Les Débrouillards: Kenzy, l'étudiant idéaliste

Durant six semaines, la RTBF et le journal Le Soir vous proposent des portraits de « Débrouillards ». Des Belges qui peinent à joindre les deux bouts mais qui rivalisent d’imagination pour s’en sortir.

Ce vendredi, sixième et dernier épisode avec le portrait de Kenzy, 20 ans. Ce Bruxellois combine 2 boulots pour payer ses études de russe et d’espagnol. Malgré le gel du minerval à 839 euros depuis 2010 et des allocations d’étude, de nombreux étudiants doivent travailler pour payer leur loyer. Cette indépendance forcée a rendu Kenzy plus mature mais aussi plus engagé.

Le boulot, puis les études

Kenzy n’est pas un étudiant comme les autres. « Mon rythme de vie, c’est le boulot, puis les études, puis le reste. Ma vie tourne autour du boulot », affirme-t-il la tête haute.

« J’ai 20 heures de cours par semaine, mais je ne sais pas tous les assumer, car les bons 'shifts' (plages horaires Deliveroo, ndlr) sont pendant les heures de cours. »

Kenzy jongle entre 2 boulots : serveur dans un restaurant et coursier pour Deliveroo. Il ne travaille pas pour devenir riche. Son objectif est de couvrir ses frais fixes : 400 euros par mois (270 euros pour son loyer et ses charges ; 130 euros pour ses cours, son vélo, sa nourriture). Le reste, c’est du bonus. « Si j’ai besoin d’argent pour financer un voyage ou profiter au quotidien, je travaille plus. »

Le jeune homme tient des comptes précis afin de ne pas dépasser la réglementation légale :

  • Comme serveur, il travaille sous le statut d’étudiant : maximum 470 heures/an
  • Comme coursier, il passe sous le statut d’étudiant indépendant : maximum 6130 euros par an.
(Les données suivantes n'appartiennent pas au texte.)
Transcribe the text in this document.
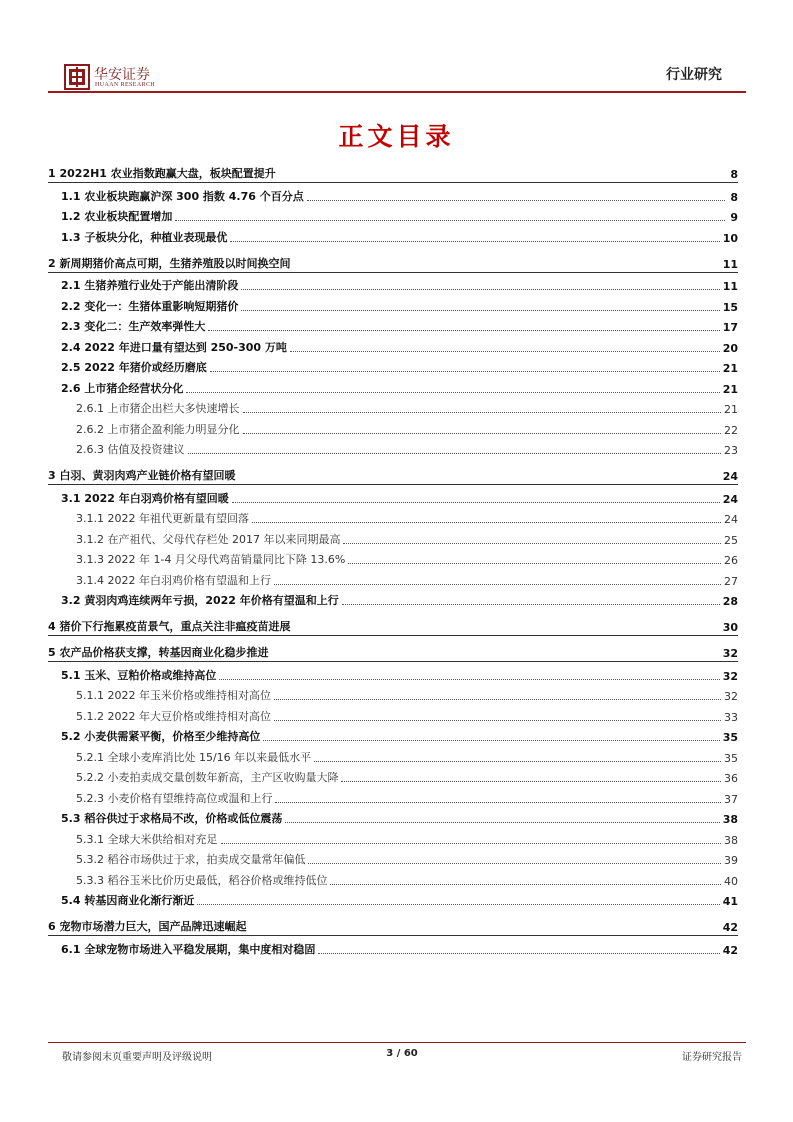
华安证券
HUAAN RESEARCH
行业研究
正文目录
1 2022H1 农业指数跑赢大盘，板块配置提升	8
1.1 农业板块跑赢沪深 300 指数 4.76 个百分点	8
1.2 农业板块配置增加	9
1.3 子板块分化，种植业表现最优	10
2 新周期猪价高点可期，生猪养殖股以时间换空间	11
2.1 生猪养殖行业处于产能出清阶段	11
2.2 变化一：生猪体重影响短期猪价	15
2.3 变化二：生产效率弹性大	17
2.4 2022 年进口量有望达到 250-300 万吨	20
2.5 2022 年猪价或经历磨底	21
2.6 上市猪企经营状分化	21
2.6.1 上市猪企出栏大多快速增长	21
2.6.2 上市猪企盈利能力明显分化	22
2.6.3 估值及投资建议	23
3 白羽、黄羽肉鸡产业链价格有望回暖	24
3.1 2022 年白羽鸡价格有望回暖	24
3.1.1 2022 年祖代更新量有望回落	24
3.1.2 在产祖代、父母代存栏处 2017 年以来同期最高	25
3.1.3 2022 年 1-4 月父母代鸡苗销量同比下降 13.6%	26
3.1.4 2022 年白羽鸡价格有望温和上行	27
3.2 黄羽肉鸡连续两年亏损，2022 年价格有望温和上行	28
4 猪价下行拖累疫苗景气，重点关注非瘟疫苗进展	30
5 农产品价格获支撑，转基因商业化稳步推进	32
5.1 玉米、豆粕价格或维持高位	32
5.1.1 2022 年玉米价格或维持相对高位	32
5.1.2 2022 年大豆价格或维持相对高位	33
5.2 小麦供需紧平衡，价格至少维持高位	35
5.2.1 全球小麦库消比处 15/16 年以来最低水平	35
5.2.2 小麦拍卖成交量创数年新高，主产区收购量大降	36
5.2.3 小麦价格有望维持高位或温和上行	37
5.3 稻谷供过于求格局不改，价格或低位震荡	38
5.3.1 全球大米供给相对充足	38
5.3.2 稻谷市场供过于求，拍卖成交量常年偏低	39
5.3.3 稻谷玉米比价历史最低，稻谷价格或维持低位	40
5.4 转基因商业化渐行渐近	41
6 宠物市场潜力巨大，国产品牌迅速崛起	42
6.1 全球宠物市场进入平稳发展期，集中度相对稳固	42
敬请参阅末页重要声明及评级说明	3 / 60	证券研究报告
Kenzy s’assume financièrement depuis 2 ans. Après ses études secondaires, il décide de faire une pause. Il s’envole pour la Nouvelle Zélande, les îles Cook et une partie de l’Asie. Il finance chaque euro de ses voyages. « Je me suis toujours débrouillé. Je faisais du stop, je faisais du couchsurfing (dormir sur le canapé d’un particulier, ndlr) et je ne suis pas très exigeant pour manger. »

Vide juridique

Pour remplir son compte, il commence à bosser pour Deliveroo. Cet emploi de coursier lui offre une certaine flexibilité ; il peut choisir ses « shifts » (ses horaires) et il travaille à vélo. « C’est beaucoup plus agréable de travailler pour Deliveroo que de travailler comme serveur. Je suis à vélo, je gère mon temps. »

Pourtant, les conditions de travail ont changé chez Deliveroo. Il y a une forte concurrence entre les coursiers pour travailler lors des meilleures plages horaires et les assurances sont incomplètes. Kenzy fait partie d’un collectif de coursiers. « On réclame un statut de salarié. Nous travaillons comme des salariés, mais sans aucun avantage. »
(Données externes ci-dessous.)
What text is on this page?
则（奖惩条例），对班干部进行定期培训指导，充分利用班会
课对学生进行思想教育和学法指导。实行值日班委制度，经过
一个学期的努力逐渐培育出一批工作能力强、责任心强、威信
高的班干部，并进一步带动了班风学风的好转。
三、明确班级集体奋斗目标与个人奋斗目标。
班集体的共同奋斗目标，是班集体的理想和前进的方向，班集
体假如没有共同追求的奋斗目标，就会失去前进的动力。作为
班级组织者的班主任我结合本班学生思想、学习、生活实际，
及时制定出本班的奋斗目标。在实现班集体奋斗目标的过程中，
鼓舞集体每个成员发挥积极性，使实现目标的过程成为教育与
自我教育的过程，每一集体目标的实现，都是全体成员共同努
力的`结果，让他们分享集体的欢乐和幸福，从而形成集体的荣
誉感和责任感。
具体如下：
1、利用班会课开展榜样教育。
Par exemple, les coursiers gèrent eux-mêmes l’entretien et la sécurité de leur vélo. « C’est la responsabilité du gouvernement de protéger ses citoyens. Les entreprises comme Deliveroo ou Uber Eats surfent sur un vide juridique. L’Etat doit les obliger à respecter le droit social belge. »

Du haut de ses 20 ans, il milite pour la justice sociale et fiscale, mais aussi pour un mode de vie plus simple.

Dans la coloc : récupération et minimalisme

Kenzy vit en colocation avec 3 amis d’enfance : Jules, Victor et Nicolas. Ils ont tous 20 ans et sont sur la même longueur d’ondes. Dans cette maison ixelloise au style bricolé, on ne gaspille pas d’argent. « Les meubles ont été trouvés dans la rue, Nicolas fabrique la déco, on achète quasi pas de fringues. La rue est incroyablement généreuse avec nous », se réjouissent les 4 amis.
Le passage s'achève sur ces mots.